Seeking to ease those concerns, Obama said, "What I am not doing, what I have no interest in doing, is running GM."

Speaking at the White House, the president said auto executives "will call the shots and make the decisions about turning this company around." He said the government would refrain from playing a management role in all but the most critical areas.

"Our goal is to help GM get back on its feet ... and get out quickly," he said of the federal government.

He said the government would own 60 percent of the new GM—much as it has taken part ownership of Chrysler, banks and other corporations in recent months—and acknowledged that could prove controversial with some.

Seeking to ease those concerns, Obama said, "What I am not doing, what I have no interest in doing, is running GM."

The president said auto executives "will call the shots and make the decisions about turning this company around." He said the government would refrain from playing a management role in all but the most critical areas.

"Our goal is to help GM get back on its feet ... and get out quickly," he said of the federal government.
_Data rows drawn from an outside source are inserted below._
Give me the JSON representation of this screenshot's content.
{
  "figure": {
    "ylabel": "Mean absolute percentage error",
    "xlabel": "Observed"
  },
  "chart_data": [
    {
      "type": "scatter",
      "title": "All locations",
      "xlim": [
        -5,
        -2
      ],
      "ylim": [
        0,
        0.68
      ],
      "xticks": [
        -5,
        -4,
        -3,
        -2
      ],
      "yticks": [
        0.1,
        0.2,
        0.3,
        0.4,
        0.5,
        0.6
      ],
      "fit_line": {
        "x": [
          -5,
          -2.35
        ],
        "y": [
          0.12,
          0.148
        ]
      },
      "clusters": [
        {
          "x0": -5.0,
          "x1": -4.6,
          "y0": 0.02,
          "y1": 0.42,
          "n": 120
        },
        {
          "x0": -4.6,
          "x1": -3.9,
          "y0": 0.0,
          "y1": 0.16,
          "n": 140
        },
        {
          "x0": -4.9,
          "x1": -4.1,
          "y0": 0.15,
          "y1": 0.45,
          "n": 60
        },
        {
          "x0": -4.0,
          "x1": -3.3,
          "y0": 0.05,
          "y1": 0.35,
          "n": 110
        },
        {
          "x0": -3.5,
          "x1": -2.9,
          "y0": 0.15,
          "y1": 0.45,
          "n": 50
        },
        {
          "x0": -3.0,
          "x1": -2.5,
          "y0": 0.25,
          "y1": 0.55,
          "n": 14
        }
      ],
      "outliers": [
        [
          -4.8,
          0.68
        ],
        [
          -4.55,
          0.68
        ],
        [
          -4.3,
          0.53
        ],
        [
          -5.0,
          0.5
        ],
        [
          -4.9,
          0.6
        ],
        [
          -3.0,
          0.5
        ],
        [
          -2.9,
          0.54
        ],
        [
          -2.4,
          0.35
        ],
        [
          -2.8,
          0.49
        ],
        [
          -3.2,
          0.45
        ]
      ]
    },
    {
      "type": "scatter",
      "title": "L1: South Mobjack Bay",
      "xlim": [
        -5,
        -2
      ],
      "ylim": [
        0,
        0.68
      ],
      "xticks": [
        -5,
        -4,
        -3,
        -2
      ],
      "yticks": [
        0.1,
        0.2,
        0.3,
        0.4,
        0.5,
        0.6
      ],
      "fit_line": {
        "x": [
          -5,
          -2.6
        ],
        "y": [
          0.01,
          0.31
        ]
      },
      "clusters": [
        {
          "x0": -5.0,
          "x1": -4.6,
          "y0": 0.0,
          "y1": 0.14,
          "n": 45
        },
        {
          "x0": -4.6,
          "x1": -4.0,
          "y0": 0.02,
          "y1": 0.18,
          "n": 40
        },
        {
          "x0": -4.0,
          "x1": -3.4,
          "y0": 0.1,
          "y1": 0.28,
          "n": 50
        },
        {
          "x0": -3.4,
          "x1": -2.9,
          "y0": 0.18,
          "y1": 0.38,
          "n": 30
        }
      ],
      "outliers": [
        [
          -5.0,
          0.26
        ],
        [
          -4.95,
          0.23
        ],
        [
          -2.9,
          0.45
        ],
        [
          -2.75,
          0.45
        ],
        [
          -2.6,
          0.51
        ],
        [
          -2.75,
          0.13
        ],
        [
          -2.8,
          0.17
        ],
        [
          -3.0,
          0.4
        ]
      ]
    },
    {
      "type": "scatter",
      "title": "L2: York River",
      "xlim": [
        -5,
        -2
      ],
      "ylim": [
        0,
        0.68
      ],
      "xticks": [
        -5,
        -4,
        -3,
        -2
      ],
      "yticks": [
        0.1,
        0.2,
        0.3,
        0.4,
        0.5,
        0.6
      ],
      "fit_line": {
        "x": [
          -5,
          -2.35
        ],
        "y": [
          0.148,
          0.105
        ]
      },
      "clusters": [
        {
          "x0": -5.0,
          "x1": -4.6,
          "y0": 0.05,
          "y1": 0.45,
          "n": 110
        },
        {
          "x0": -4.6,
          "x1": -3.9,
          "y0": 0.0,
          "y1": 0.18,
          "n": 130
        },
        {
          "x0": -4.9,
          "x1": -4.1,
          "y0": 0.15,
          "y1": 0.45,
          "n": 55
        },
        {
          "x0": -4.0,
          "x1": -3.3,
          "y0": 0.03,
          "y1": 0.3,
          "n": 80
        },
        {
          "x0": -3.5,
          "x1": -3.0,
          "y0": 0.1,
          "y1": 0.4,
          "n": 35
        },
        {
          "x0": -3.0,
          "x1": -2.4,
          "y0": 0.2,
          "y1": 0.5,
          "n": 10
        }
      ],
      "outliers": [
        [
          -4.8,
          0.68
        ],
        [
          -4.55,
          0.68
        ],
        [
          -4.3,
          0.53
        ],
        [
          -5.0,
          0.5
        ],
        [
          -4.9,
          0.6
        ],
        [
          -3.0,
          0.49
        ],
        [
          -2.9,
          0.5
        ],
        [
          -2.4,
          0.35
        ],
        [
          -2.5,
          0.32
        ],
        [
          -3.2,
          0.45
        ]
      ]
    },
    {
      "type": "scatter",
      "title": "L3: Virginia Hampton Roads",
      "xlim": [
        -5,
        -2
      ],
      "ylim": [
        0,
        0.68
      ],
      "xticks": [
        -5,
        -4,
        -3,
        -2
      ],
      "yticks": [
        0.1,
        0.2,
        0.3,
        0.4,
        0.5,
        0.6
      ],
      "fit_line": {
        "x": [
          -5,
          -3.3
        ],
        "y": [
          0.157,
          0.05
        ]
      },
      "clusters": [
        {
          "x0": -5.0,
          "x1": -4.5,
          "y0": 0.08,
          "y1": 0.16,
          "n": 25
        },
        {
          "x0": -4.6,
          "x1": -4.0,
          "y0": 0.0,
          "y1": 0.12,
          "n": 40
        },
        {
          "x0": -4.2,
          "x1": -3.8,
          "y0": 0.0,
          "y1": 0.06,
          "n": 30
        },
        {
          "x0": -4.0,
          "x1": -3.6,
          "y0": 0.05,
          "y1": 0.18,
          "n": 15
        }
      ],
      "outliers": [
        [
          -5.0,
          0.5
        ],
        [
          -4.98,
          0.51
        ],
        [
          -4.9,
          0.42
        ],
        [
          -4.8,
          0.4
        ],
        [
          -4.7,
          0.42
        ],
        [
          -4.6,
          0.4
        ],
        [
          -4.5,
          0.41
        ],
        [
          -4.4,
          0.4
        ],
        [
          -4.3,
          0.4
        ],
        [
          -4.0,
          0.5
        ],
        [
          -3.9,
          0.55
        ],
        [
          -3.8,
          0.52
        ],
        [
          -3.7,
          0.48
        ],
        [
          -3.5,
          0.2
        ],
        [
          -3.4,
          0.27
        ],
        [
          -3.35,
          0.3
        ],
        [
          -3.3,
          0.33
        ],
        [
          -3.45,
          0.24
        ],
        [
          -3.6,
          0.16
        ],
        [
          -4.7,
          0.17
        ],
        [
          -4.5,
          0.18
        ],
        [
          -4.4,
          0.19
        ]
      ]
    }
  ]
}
Obama spoke as GM entered bankruptcy court at the same time Chrysler was looking to emerge after a two-month reorganization. Over the weekend, a bankruptcy judge gave the No. 3 automaker approval to sell most of its assets to Italy's Fiat, part of a plan under which the U.S. government will own somewhat less than 10 percent of the firm.

Ford the other large U.S. automaker, has said it can weather the current economic and industry crises on its own.

Under the GM plan envisioned by Obama's auto industry task force, the federal government will wind up with 60 percent ownership in the one-time pillar of American capitalism.

That comes in addition to its smaller stake in Chrysler, as well as significant interests in banks, insurance giant AIG and two mortgage industry giants, Fannie Mae and Freddie Mac.

Speaking at the White House, where he was flanked by Cabinet secretaries and economic advisers, Obama said the coming restructuring will "take a painful toll on many Americans" with the closure of additional plants and the loss of jobs.

The president did not pause to answer questions, but Republicans had plenty.

"The only thing it makes clear is that the government is firmly in the business of running companies using taxpayer dollars," said House Republican Leader John Boehner of Ohio.

"Does anyone really believe that politicians and bureaucrats in Washington can successfully steer a multinational corporation to economic viability? It's time for the administration to fully explain what the exit strategy is to get the U.S. government out of the board room once and for all," Boehner said.

Obama cited Chrysler's experience in bankruptcy court as a model of how GM could fare. "Some said a quick bankruptcy was impossible ... they were wrong," he said.

He added that unnamed critics predicted car sales would "fall off a cliff," and added, "they were wrong." The outcome, he said, is "dramatically better than the one we found when we began."

Looking ahead, he said, GM will be prodded at every juncture by the administration's top officials.

The announcement marked the latest step in a series of measures Obama has taken since he became president to salvage an industry that has been part of the American landscape for a century.

Earlier in the year, he rejected a restructuring plan submitted by GM's ownership, and ordered its leaders to try again. They did, under the direction of administration officials, and the result is a blueprint in which hundreds of dealerships will be closed and familiar model names jettisoned.

Officials have estimated the new GM should be profitable at a level of 10 million vehicle sales a year. The company that entered bankruptcy court had to sell an estimated 16 million units to make a profit.

Obama stressed that GM's workers and its investors had both made sacrifices. The United Autoworkers Union agreed in recent days to numerous concessions, and a majority of investors agreed to accept less than the paper value of their holdings.

The administration, sensitive to charges that it favored the UAW, said the terms accepted by the unions were harsher than what had been proposed by the Bush administration.